From the data set, we will be using only the columns of rank, age, playing hand, and several other game statistics to predict the future ranks of tennis players. Each of these variables was averaged to ensure that data throughout the ATP circuit would be included in the analysis. We will be using regression analysis that uses data to understand how a ranking variable's value is affected when one or more independent variables change or stay the same. By understanding each variable's relationship and how they developed in the past, we will anticipate possible outcomes and make better predictions for future ranking. Due to the amount of data in the original dataset, many of the tennis players were not included in this analysis due to a lack of, or insufficient data. These players were filtered out during the initial phase of exploring our data. Furthermore, only the data based on the winners of each tournament round were considered. This is due to the fact that the points that determine a player's ranking are only awarded when matches are won and are never deducted for losing. Losing has no impact on the ranking of the player, our predicted variable.

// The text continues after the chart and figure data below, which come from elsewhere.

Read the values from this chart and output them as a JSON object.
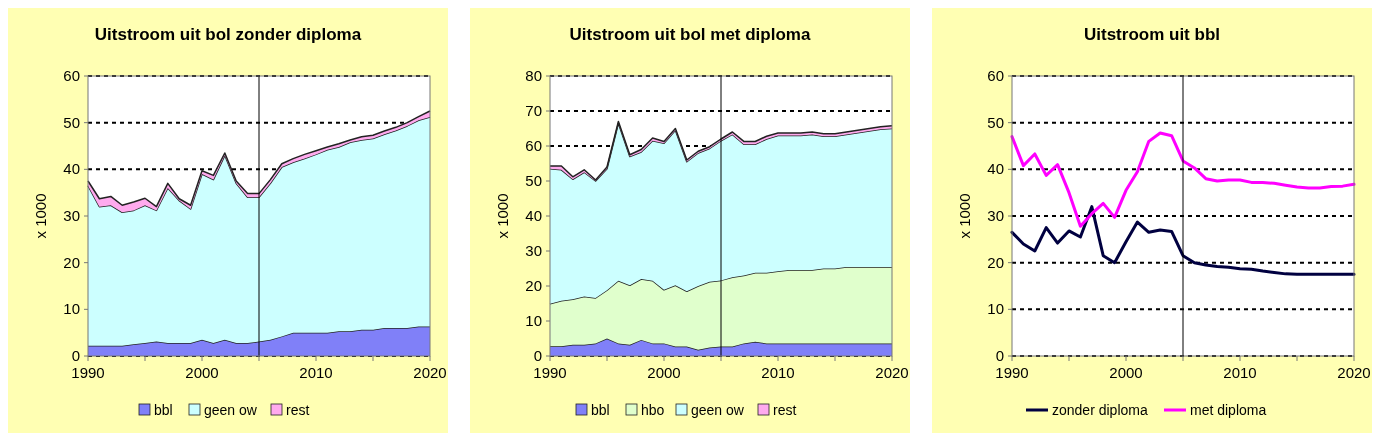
{
  "chart_data": [
    {
      "type": "area",
      "stacked": true,
      "title": "Uitstroom uit bol zonder diploma",
      "ylabel": "x 1000",
      "x": [
        1990,
        1991,
        1992,
        1993,
        1994,
        1995,
        1996,
        1997,
        1998,
        1999,
        2000,
        2001,
        2002,
        2003,
        2004,
        2005,
        2006,
        2007,
        2008,
        2009,
        2010,
        2011,
        2012,
        2013,
        2014,
        2015,
        2016,
        2017,
        2018,
        2019,
        2020
      ],
      "xlim": [
        1990,
        2020
      ],
      "xticks": [
        1990,
        {
          "value": 1995,
          "label": null
        },
        2000,
        {
          "value": 2005,
          "label": null
        },
        2010,
        {
          "value": 2015,
          "label": null
        },
        2020
      ],
      "ylim": [
        0,
        60
      ],
      "yticks": [
        0,
        10,
        20,
        30,
        40,
        50,
        60
      ],
      "grid": "y",
      "legend": "bottom",
      "ref_lines": [
        {
          "axis": "x",
          "value": 2005,
          "color": "#000000"
        }
      ],
      "series": [
        {
          "name": "bbl",
          "color": "#8080f8",
          "values": [
            2.2,
            2.2,
            2.2,
            2.2,
            2.5,
            2.8,
            3.1,
            2.8,
            2.8,
            2.8,
            3.5,
            2.8,
            3.5,
            2.8,
            2.8,
            3.1,
            3.5,
            4.2,
            5,
            5,
            5,
            5,
            5.3,
            5.3,
            5.6,
            5.6,
            6,
            6,
            6,
            6.3,
            6.3
          ]
        },
        {
          "name": "geen ow",
          "color": "#ccffff",
          "values": [
            34.3,
            29.8,
            30.1,
            28.6,
            28.7,
            29.5,
            28.1,
            33.2,
            30.5,
            28.7,
            35.5,
            35,
            39.5,
            34.2,
            31.2,
            30.9,
            33.5,
            36.3,
            36.5,
            37.3,
            38.2,
            39.2,
            39.5,
            40.5,
            40.7,
            41,
            41.5,
            42.3,
            43.3,
            44.2,
            44.9
          ]
        },
        {
          "name": "rest",
          "color": "#ffaaee",
          "values": [
            1,
            1.7,
            1.9,
            1.5,
            1.8,
            1.5,
            0.8,
            1,
            0.4,
            0.8,
            0.7,
            0.9,
            0.5,
            0.5,
            0.8,
            0.8,
            0.8,
            0.7,
            0.8,
            0.9,
            0.8,
            0.6,
            0.7,
            0.5,
            0.7,
            0.7,
            0.7,
            0.7,
            0.7,
            0.8,
            1.3
          ]
        }
      ]
    },
    {
      "type": "area",
      "stacked": true,
      "title": "Uitstroom uit bol met diploma",
      "ylabel": "x 1000",
      "x": [
        1990,
        1991,
        1992,
        1993,
        1994,
        1995,
        1996,
        1997,
        1998,
        1999,
        2000,
        2001,
        2002,
        2003,
        2004,
        2005,
        2006,
        2007,
        2008,
        2009,
        2010,
        2011,
        2012,
        2013,
        2014,
        2015,
        2016,
        2017,
        2018,
        2019,
        2020
      ],
      "xlim": [
        1990,
        2020
      ],
      "xticks": [
        1990,
        {
          "value": 1995,
          "label": null
        },
        2000,
        {
          "value": 2005,
          "label": null
        },
        2010,
        {
          "value": 2015,
          "label": null
        },
        2020
      ],
      "ylim": [
        0,
        80
      ],
      "yticks": [
        0,
        10,
        20,
        30,
        40,
        50,
        60,
        70,
        80
      ],
      "grid": "y",
      "legend": "bottom",
      "ref_lines": [
        {
          "axis": "x",
          "value": 2005,
          "color": "#000000"
        }
      ],
      "series": [
        {
          "name": "bbl",
          "color": "#8080f8",
          "values": [
            2.8,
            2.8,
            3.2,
            3.2,
            3.6,
            5,
            3.6,
            3.2,
            4.6,
            3.6,
            3.6,
            2.7,
            2.7,
            1.8,
            2.4,
            2.7,
            2.7,
            3.6,
            4.1,
            3.6,
            3.6,
            3.6,
            3.6,
            3.6,
            3.6,
            3.6,
            3.6,
            3.6,
            3.6,
            3.6,
            3.6
          ]
        },
        {
          "name": "hbo",
          "color": "#e0ffcc",
          "values": [
            12.1,
            13,
            13,
            13.8,
            13,
            13.8,
            17.9,
            17,
            17.4,
            17.9,
            15.3,
            17.5,
            15.8,
            18.2,
            18.8,
            18.9,
            19.8,
            19.4,
            19.7,
            20.2,
            20.6,
            21,
            21,
            21,
            21.4,
            21.4,
            21.8,
            21.8,
            21.8,
            21.8,
            21.8
          ]
        },
        {
          "name": "geen ow",
          "color": "#ccffff",
          "values": [
            38.6,
            37.4,
            34.3,
            35.5,
            33.4,
            34.7,
            45,
            36.8,
            36.3,
            40,
            41.9,
            44.3,
            37,
            38,
            38.1,
            39.9,
            40.8,
            37.5,
            36.7,
            38.2,
            38.8,
            38.4,
            38.4,
            38.7,
            37.8,
            37.8,
            37.9,
            38.4,
            38.9,
            39.4,
            39.6
          ]
        },
        {
          "name": "rest",
          "color": "#ffaaee",
          "values": [
            0.8,
            1.1,
            0.7,
            0.7,
            0.3,
            0.5,
            0.5,
            0.5,
            0.7,
            0.8,
            0.5,
            0.5,
            0.5,
            0.5,
            0.5,
            0.5,
            0.7,
            0.8,
            0.8,
            0.8,
            0.7,
            0.7,
            0.7,
            0.7,
            0.7,
            0.7,
            0.7,
            0.7,
            0.7,
            0.7,
            0.8
          ]
        }
      ]
    },
    {
      "type": "line",
      "title": "Uitstroom uit bbl",
      "ylabel": "x 1000",
      "x": [
        1990,
        1991,
        1992,
        1993,
        1994,
        1995,
        1996,
        1997,
        1998,
        1999,
        2000,
        2001,
        2002,
        2003,
        2004,
        2005,
        2006,
        2007,
        2008,
        2009,
        2010,
        2011,
        2012,
        2013,
        2014,
        2015,
        2016,
        2017,
        2018,
        2019,
        2020
      ],
      "xlim": [
        1990,
        2020
      ],
      "xticks": [
        1990,
        {
          "value": 1995,
          "label": null
        },
        2000,
        {
          "value": 2005,
          "label": null
        },
        2010,
        {
          "value": 2015,
          "label": null
        },
        2020
      ],
      "ylim": [
        0,
        60
      ],
      "yticks": [
        0,
        10,
        20,
        30,
        40,
        50,
        60
      ],
      "grid": "y",
      "legend": "bottom",
      "ref_lines": [
        {
          "axis": "x",
          "value": 2005,
          "color": "#000000"
        }
      ],
      "series": [
        {
          "name": "zonder diploma",
          "color": "#000040",
          "values": [
            26.5,
            24,
            22.5,
            27.5,
            24.2,
            26.8,
            25.5,
            32,
            21.5,
            20,
            24.5,
            28.7,
            26.5,
            27,
            26.7,
            21.5,
            20,
            19.5,
            19.2,
            19,
            18.7,
            18.6,
            18.2,
            17.9,
            17.6,
            17.5,
            17.5,
            17.5,
            17.5,
            17.5,
            17.5
          ]
        },
        {
          "name": "met diploma",
          "color": "#ff00ff",
          "values": [
            47,
            40.8,
            43.3,
            38.7,
            41,
            35,
            27.8,
            30.5,
            32.7,
            29.7,
            35.5,
            39.5,
            46,
            47.8,
            47.2,
            41.8,
            40.3,
            38,
            37.5,
            37.7,
            37.7,
            37.2,
            37.2,
            37,
            36.6,
            36.2,
            36,
            36,
            36.3,
            36.4,
            36.8
          ]
        }
      ]
    }
  ]
}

We will visualize the results by using graphs to find the relationship between the data and predict the most adequate rankings based on the data. We will be using scatterplot and functions such as ggplot/ggpairs to visualize the results with future ranking on the y-axis and the variables on the x-axis. 

<br>

# **Expected Outcomes and Significance**

   It is to be expected that tennis player statistics, to a certain degree, should be able to predict their current and future rankings. In general observation, the majority of the top players will remain near the top of the rankings for the majority of their careers. It will be interesting to see if any predictors can significantly predict which players are to rise or fall in their rankings. It is expected that age, current rankings, and their previous rise in rankings over preceding years. There are also some factors that will be interesting to explore their effect on world rankings, such as physical attributes. 
   
   It’ll be interesting to explore whether, and if so, the extent, the future ranking of Tennis players can be forecasted using current statistics. Although there are not any significant real-world impacts that any of our findings will lead to, it will be an interesting read for any sports fans and data junkies to read and expand upon. Based on our findings, it will be interesting to explore whether there are any missing factors that could improve on our prediction model; and the result of applying our model to other sports as well.